Spatial data structures with efficient dynamic updates


I am looking for a python library which does approximate (or exact, no problem with that) nearest neighbor search which has fast dynamic updates. (it seems that the scipy.spatial ones, like KDTree or BallTree do not. It would be even better if this were GPU compatible, but we should not be too greedy.


Solution

  • Have a look at https://github.com/erikbern/ann-benchmarks I don't really know the project, but it appears to written in Python and implements all kind of (A)NN search indices. However, I assume many of them are not written in Python but other languages.

    Unfortunately, I think this project does not benchmark updateability.

    Personally, I know next to nothing about ANN, so I am going to focus on exact NN. The best index for you situation depends on several factors: do you dynamically only add or also remove entries? How many dimension do you have? How big is your dataset?

    Tree types:

    • In my experience, KDtrees are actually not very good at removing entries, but they are good as long as you only add entries (occasional rebalancing may be required).

    If you want to quickly add AND remove entries, I suggest looking at LSH (locality sensitive hashing), R-Trees, and quadtrees.

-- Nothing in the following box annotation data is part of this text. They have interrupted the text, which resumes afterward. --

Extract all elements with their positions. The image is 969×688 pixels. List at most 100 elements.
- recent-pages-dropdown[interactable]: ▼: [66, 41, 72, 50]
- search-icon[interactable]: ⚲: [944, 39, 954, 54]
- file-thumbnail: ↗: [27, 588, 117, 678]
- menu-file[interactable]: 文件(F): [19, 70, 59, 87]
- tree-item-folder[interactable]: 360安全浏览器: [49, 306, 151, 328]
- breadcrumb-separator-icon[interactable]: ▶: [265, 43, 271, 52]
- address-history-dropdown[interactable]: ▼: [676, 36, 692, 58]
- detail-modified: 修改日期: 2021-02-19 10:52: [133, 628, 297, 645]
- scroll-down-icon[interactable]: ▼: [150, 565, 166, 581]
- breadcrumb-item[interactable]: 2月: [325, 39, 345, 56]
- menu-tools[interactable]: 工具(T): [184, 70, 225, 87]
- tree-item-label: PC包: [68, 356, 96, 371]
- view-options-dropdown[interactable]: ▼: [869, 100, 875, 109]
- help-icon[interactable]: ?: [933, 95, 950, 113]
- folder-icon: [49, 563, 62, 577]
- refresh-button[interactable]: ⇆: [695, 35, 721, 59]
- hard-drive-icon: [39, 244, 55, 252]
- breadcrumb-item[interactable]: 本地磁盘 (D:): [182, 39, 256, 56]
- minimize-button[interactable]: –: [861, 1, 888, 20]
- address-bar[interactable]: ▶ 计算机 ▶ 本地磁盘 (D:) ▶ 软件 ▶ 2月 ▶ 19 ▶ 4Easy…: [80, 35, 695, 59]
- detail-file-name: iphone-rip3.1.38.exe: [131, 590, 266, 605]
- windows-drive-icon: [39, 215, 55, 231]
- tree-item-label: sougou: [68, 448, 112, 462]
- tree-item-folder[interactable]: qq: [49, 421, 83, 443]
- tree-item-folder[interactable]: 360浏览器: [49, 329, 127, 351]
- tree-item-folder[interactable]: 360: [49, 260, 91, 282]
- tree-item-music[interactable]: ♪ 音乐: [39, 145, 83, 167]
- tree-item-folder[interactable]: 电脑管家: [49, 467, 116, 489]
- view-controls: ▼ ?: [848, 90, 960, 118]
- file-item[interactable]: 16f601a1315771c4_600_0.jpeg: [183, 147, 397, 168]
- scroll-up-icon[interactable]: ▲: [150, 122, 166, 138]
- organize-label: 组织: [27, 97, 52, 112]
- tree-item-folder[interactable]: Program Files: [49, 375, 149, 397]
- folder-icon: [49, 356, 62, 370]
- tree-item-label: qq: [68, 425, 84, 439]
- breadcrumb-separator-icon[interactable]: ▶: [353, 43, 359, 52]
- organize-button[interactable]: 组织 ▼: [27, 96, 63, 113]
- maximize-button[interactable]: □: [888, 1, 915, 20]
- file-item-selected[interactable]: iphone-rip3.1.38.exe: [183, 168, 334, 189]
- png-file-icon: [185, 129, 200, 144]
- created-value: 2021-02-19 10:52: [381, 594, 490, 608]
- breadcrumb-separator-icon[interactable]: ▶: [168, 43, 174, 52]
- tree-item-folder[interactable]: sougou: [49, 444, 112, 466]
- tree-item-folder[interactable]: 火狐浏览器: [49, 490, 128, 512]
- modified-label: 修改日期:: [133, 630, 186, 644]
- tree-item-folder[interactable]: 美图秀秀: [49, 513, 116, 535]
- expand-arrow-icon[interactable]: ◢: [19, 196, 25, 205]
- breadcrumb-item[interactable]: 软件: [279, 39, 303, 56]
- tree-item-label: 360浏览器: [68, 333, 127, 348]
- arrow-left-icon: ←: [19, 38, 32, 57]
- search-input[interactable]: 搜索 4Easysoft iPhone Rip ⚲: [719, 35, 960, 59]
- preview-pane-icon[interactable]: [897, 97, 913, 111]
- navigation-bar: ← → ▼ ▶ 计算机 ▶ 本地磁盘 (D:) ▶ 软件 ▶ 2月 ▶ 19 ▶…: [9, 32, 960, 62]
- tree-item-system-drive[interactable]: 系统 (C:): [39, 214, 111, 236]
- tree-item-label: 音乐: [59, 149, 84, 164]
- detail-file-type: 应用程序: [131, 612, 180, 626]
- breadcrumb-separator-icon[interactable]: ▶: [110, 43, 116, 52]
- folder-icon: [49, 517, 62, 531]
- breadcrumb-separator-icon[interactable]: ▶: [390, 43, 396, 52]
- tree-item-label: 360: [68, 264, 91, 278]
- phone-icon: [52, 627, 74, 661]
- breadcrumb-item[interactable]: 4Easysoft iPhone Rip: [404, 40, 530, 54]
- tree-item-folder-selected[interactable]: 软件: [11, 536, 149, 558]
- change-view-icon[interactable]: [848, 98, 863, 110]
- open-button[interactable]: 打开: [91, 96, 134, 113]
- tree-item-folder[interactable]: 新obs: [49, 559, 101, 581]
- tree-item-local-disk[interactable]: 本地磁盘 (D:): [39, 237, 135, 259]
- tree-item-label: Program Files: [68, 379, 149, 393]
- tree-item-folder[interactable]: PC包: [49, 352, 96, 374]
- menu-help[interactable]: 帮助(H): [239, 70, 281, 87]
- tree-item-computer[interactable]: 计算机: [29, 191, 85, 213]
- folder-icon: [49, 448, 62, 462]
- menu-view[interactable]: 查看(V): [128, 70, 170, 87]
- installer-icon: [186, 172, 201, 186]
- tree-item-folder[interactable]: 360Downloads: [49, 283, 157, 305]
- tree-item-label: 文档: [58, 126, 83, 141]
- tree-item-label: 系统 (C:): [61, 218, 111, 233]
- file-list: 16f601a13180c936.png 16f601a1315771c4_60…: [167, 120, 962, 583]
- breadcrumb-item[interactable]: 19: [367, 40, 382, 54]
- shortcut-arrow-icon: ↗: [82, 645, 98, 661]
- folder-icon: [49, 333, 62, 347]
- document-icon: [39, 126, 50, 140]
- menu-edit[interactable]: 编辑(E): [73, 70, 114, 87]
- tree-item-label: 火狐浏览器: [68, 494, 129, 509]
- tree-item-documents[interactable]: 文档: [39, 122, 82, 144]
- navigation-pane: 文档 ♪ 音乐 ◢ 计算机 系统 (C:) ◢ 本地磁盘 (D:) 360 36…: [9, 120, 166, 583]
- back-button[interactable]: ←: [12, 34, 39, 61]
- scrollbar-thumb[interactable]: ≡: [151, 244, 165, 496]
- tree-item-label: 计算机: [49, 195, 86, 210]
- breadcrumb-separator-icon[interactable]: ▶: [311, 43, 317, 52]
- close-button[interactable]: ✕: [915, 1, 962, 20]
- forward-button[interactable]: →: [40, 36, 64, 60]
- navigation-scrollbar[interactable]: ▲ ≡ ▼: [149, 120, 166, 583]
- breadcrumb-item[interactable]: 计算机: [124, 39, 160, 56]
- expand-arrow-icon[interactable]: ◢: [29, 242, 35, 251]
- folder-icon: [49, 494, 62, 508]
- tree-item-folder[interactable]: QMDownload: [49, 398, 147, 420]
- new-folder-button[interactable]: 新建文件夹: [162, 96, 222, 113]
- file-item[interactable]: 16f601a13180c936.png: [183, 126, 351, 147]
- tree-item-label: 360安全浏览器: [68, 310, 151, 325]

    • However, as far as I am aware, LSH doesn't work well with higher dimensionality, but I don't really know LSH.
    • R-trees deal much better with higher dimensionality, at least up to a few 10s of 100s of dimensions; I found that the performance depends a lot on the specific implementation.
    • Most quadtrees do not work well with high dimensions, however, the PH-tree (disclaimer: my own project) works quite well with high dimensions, I have tested the Java version with 1000 dimensions and it worked "fine" (however, with that many dimensions, "fine" just means it is not worse than a brute force scan); I suggest using it for up to 50 dimensions or so.

    If you are interested, I compared numerous indexes (Java implementations) here. Figure 32-35 show kNN performance for 1NN and 10NN queries with 1'000'000 entries up to 40 dimensions. CU-P is a dataset with uniformly distributed points, CL-P is a highly clustered dataset. Fig. 42 and 44 show update rates (removing a point and inserting another point somewhere else).

    Implementations of the indexes are available here (Java), the PH-tree is also available in C++.